Jika pemberantasan pembajakan bukan dimulai dari konsumen, bukan juga dari pihak produsen, bahkan bukan juga dari si pembajak itu sendiri, lalu dari siapa lagi? Saya rasa tinggal satu jawaban yang masuk akal. Yaitu pemerintah. Kenapa? Jelas karena pemerintahlah yang bertugas menjalankan negara ini, mengontrol semua yang terjadi dan mengatasi masalah yang muncul. Saya tidak bermaksud menyalahkan pemerintah, karena pemerintah sudah punya banyak masalah. Maksud saya adalah, kunci dari pemecahan masalah pembajakan ini adalah peran aktif dan serius pemerintah. Buatlah kebijakan yang tidak membebani para pemegang hak cipta agar mereka tidak perlu memasang harga yang sulit dijangkau masyarakat.

Usaha untuk memberantas pembajakan adalah perjuangan yang sangat panjang bagi masyarakat, pemerintah, aparat penegak hukum dan siapapun yang terlibat. Saya pribadi berpendapat bahwa sekarang tidak ada hal signifikan yang bisa dan akan dilakukan pemerintah untuk memberantas pembajakan. Untuk saat ini dan beberapa tahun ke depan para pembajak mungkin masih bisa berkarya dengan cukup tenang karena mereka bukanlah fokus masalah pemerintah saat ini. Pamor para pembajak sebagai pelanggar hukum masih kalah jauh dibandingkan pamor para peledak bom yang akhir-akhir ini semakin beken. Terorisme adalah fokus utama masalah pemerintah sekarang.

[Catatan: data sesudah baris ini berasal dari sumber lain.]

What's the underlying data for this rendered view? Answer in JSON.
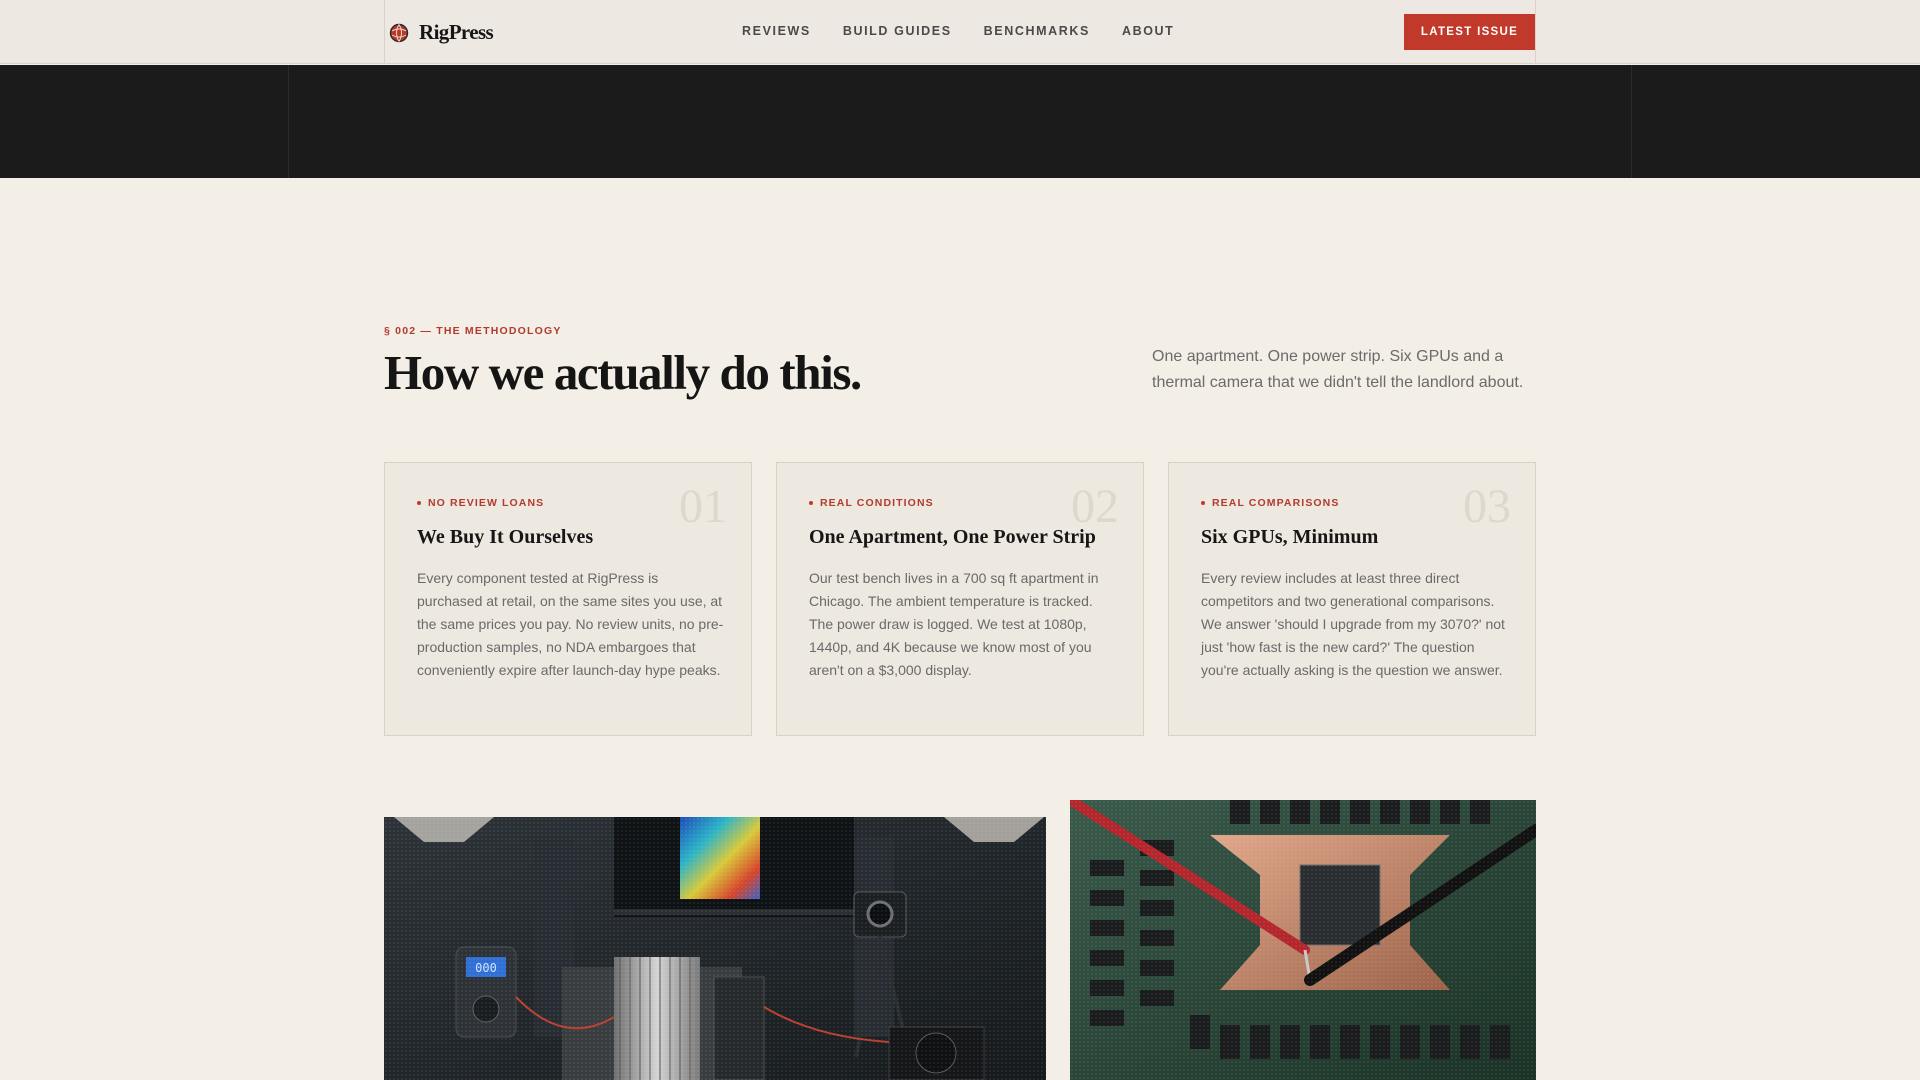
{
  "brand": {
    "name": "RigPress",
    "logo_icon": "globe-mark-icon",
    "accent": "#c0392b"
  },
  "nav": {
    "links": [
      "REVIEWS",
      "BUILD GUIDES",
      "BENCHMARKS",
      "ABOUT"
    ],
    "cta": "LATEST ISSUE"
  },
  "methodology": {
    "kicker": "§ 002 — THE METHODOLOGY",
    "headline": "How we actually do this.",
    "intro": "One apartment. One power strip. Six GPUs and a thermal camera that we didn't tell the landlord about.",
    "cards": [
      {
        "number": "01",
        "tag": "NO REVIEW LOANS",
        "title": "We Buy It Ourselves",
        "body": "Every component tested at RigPress is purchased at retail, on the same sites you use, at the same prices you pay. No review units, no pre-production samples, no NDA embargoes that conveniently expire after launch-day hype peaks."
      },
      {
        "number": "02",
        "tag": "REAL CONDITIONS",
        "title": "One Apartment, One Power Strip",
        "body": "Our test bench lives in a 700 sq ft apartment in Chicago. The ambient temperature is tracked. The power draw is logged. We test at 1080p, 1440p, and 4K because we know most of you aren't on a $3,000 display."
      },
      {
        "number": "03",
        "tag": "REAL COMPARISONS",
        "title": "Six GPUs, Minimum",
        "body": "Every review includes at least three direct competitors and two generational comparisons. We answer 'should I upgrade from my 3070?' not just 'how fast is the new card?' The question you're actually asking is the question we answer."
      }
    ]
  },
  "photos": {
    "left_readout": "000",
    "left_subject": "test-bench-photo",
    "right_subject": "gpu-probe-photo"
  }
}
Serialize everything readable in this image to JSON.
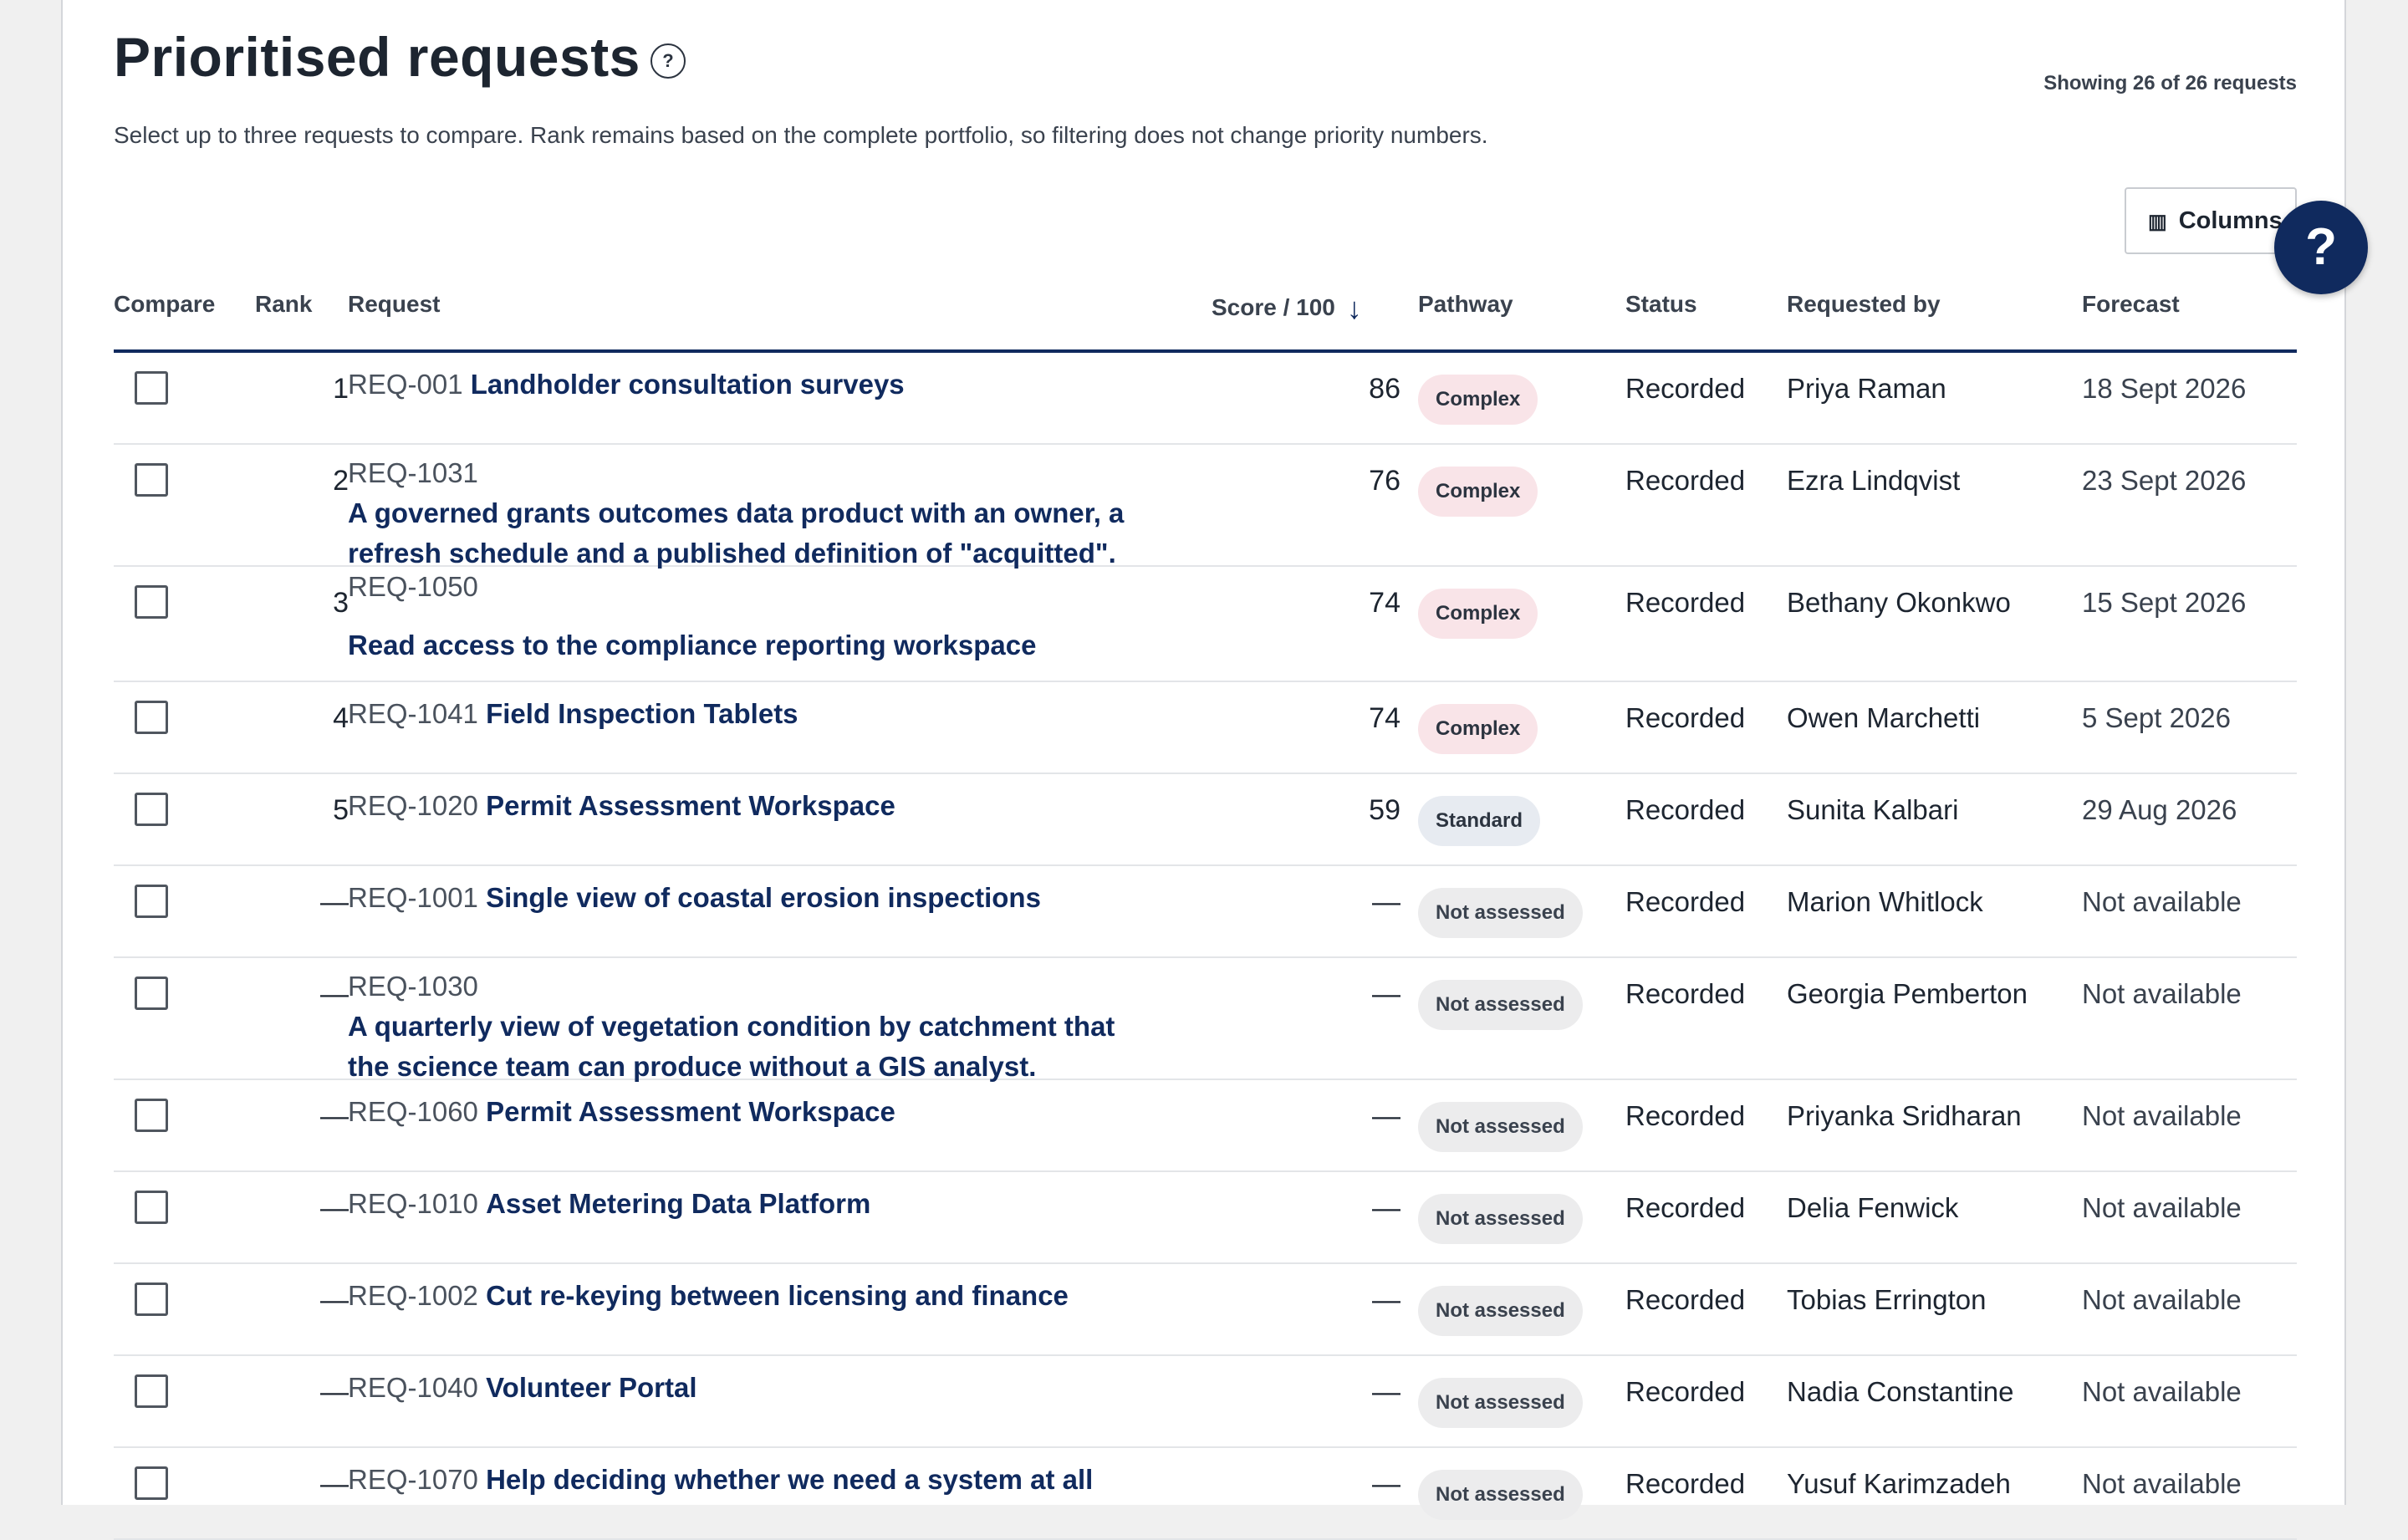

Itu bukan berarti perjuangan untuk memberantas pembajakan harus terhenti. Saran saya kepada para artis dan pemegang lisensi yang selama ini giat berkampanye untuk memberantas pembajakan adalah : alihkan sasaran ke pemerintah. Berusahalah meyakinkan pemerintah untuk membuat kebijakan yang lebih kondusif. Tentu saja boleh menghimbau masyarakat untuk tidak membeli produk bajakan, atau melakukan razia dan penangkapan terhadap para pembajak. Tapi sekali lagi kuncinya adalah pemerintah. Jika pemerintah tidak mengubah kebijakan yang ada, jangan harap pembajakan akan hilang begitu saja.

PEMBAJAKAN

Kita semua tahu jika pembajakan berkembang dengan subur di negara ini. Saking suburnya sampai-sampai sangat sulit bagi kita untuk memberantasnya. Mungkin pembajakan di Indonesia hampir bisa disamakan dengan korupsi, melihat dari betapa maraknya hal itu terjadi. Seperti halnya korupsi yang sudah terjadi selama puluhan tahun di Indonesia, begitu pula pembajakan. Pembajakan mungkin pertama kali terjadi sekitar tahun 60-an dan 70-an dimana produk yang sering dibajak saat itu adalah piringan hitam dan kaset. Seiring berjalannya waktu dan berkembangnya teknologi, produk bajakan mulai mengalami "diversifikasi". Pada tahun 80-an mulai muncul versi bajakan dari produk-produk video berformat vhs dan semacamnya. Dan beberapa tahun belakangan ini mungkin adalah tahun-tahun keemasan bagi para pembajak dengan semakin familiarnya teknologi digital di masyarakat. Dengan teknologi digital jaman sekarang, bahkan anak SMP pun bisa melakukan pembajakan jika mereka mau. Kalau kita melihat bagaimana pembajakan berkembang di jaman sekarang, kita akan menemukan banyak sekali jenis produk yang menjadi korban pembajakan, dengan berbagai macam format pula. Dari mulai kaset pita berisi lagu-lagu, cd audio, cd mp3, vcd, dvd bahkan software-software impor pun juga ikut dibajak ke dalam keping cd atau dvd.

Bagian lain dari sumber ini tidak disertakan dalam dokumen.